Mr. Diran, who brought the sculpture to the United states in 1990, consigned it for an auction scheduled for October 1991, court documents show. But he relinquished his claim after the FBI impounded the sculpture and brought a civil suit against him.
"The victory thus provides a disincentive to would-be participants in the illegal trade in south and southeast Asian antiquities," Mr. Daulton wrote after the sculpture was recovered.
In 1995, the sculpture was transferred to Northern Illinois University for safekeeping because Myanmar's political situation at the time was far from stable, and it was unclear whether the sculpture would fall into safe hands upon its return, says Raymond, who directs the university's centre for Burma studies.

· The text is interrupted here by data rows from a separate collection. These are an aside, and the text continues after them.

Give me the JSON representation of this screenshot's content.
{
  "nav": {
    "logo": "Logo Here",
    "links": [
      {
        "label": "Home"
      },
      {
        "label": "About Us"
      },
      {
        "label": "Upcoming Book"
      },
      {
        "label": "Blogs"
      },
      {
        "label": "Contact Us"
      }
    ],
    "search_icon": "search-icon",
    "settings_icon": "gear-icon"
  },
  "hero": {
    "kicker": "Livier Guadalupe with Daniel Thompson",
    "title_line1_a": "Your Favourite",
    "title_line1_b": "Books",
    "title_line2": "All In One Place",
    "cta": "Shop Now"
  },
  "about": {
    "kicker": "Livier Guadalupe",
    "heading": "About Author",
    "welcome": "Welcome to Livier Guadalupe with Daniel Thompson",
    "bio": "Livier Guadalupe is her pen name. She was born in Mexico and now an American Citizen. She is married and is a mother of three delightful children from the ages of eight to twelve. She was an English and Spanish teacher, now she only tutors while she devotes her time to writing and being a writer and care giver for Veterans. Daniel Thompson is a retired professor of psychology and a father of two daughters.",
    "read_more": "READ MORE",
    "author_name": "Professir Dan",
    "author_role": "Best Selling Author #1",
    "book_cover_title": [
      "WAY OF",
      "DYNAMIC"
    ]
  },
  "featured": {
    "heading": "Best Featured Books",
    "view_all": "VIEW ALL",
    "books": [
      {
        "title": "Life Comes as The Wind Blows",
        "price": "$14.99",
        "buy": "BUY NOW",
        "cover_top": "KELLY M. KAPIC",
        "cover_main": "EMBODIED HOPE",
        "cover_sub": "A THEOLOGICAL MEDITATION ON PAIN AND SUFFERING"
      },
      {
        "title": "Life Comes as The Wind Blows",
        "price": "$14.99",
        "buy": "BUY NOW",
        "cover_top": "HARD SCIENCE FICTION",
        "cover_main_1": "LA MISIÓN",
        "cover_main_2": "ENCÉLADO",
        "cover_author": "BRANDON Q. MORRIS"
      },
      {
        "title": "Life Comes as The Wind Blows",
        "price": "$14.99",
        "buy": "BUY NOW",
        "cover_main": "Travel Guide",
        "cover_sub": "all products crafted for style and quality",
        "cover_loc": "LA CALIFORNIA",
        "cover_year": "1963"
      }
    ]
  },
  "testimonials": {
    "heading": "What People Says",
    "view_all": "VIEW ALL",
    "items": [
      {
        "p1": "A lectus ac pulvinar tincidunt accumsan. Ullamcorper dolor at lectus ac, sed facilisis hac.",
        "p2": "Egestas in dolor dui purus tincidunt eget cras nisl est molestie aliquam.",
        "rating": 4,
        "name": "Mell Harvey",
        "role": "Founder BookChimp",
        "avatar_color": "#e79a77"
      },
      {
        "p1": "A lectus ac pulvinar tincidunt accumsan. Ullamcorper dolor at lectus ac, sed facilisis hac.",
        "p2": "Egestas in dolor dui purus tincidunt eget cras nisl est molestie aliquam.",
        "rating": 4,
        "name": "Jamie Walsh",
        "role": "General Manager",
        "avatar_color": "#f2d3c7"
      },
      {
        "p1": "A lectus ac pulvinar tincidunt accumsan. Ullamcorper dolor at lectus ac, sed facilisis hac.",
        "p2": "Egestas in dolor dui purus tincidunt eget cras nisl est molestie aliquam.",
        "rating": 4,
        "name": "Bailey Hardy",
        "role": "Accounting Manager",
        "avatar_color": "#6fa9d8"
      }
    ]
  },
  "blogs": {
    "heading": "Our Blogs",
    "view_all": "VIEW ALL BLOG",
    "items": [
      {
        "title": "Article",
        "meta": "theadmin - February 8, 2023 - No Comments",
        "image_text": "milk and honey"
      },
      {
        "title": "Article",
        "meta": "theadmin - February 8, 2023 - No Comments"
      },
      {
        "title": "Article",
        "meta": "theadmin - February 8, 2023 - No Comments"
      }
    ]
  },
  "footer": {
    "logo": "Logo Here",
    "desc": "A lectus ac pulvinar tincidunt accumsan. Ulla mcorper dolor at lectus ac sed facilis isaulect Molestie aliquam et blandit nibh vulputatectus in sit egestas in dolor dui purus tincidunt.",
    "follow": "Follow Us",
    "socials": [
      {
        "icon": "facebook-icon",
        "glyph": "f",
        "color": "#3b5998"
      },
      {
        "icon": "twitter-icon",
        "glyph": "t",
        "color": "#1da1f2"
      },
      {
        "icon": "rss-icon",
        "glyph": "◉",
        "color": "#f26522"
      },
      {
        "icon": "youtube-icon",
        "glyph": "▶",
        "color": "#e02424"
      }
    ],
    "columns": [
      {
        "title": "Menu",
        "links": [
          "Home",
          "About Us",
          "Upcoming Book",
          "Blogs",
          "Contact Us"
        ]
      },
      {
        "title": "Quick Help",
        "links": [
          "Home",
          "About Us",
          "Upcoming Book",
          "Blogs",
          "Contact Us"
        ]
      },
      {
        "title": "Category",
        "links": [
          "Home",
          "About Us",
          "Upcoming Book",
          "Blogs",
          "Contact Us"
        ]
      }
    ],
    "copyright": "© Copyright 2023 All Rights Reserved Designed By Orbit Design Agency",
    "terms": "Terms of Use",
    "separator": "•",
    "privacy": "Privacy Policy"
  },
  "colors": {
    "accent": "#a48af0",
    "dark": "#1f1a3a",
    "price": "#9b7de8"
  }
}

The sculpture's hand gestures and standing posture are highly unusual in Buddhist iconography, and they were designed to symbolize the political power of an ancient Bagan kingdom, Ms. Raymond says.
The sculpture "sent a message of putting in place Buddhism as – I won't say state religion – but the main religion in Burma since the 11th century," she explains. "And it never went away." Today roughly 90 percent of Myanmar's 50 million people are Buddhist, according to the New York-based Council on Foreign Relations.
Raymond says she wanted to return the statue to Myanmar since she took charge of the university's Myanmar art collection in 2004, but the country's civil unrest in 2007 and a devastating cyclone in 2008 delayed her efforts.
The breakthrough came a few years later, when Raymond, who is a French citizen, met U Kyaw Zwar Min, Myanmar's ambassador to France, on a visit to Paris. At the ambassador's urging, Myanmar's government later agreed to donate $2,000 for transporting the sculpture home.
Last November, after stopping for a few weeks in Paris, the sculpture arrived at Myanmar's national museum. And it was on display there in February when Ms. Raymond and a delegation of academics from American universities attended a hand-over ceremony.
The group that greeted them included museum officials, local journalists, Myanmar's minister of culture, and archaeologists from the Bagan Archaeology Museum.
The archeologists had brought a surprise: The lower part of the Buddha's torso, which had broken off during the 19th century earthquake. The sculpture's two parts were, after nearly a quarter century, finally reunited.
"The moment was an incredible one," recalls Christopher McCord, the dean of the College of Liberal Arts and Sciences at Northern Illinois University, who traveled to Myanmar with Ms. Raymond. "And Catherine, rightly, was a rock star."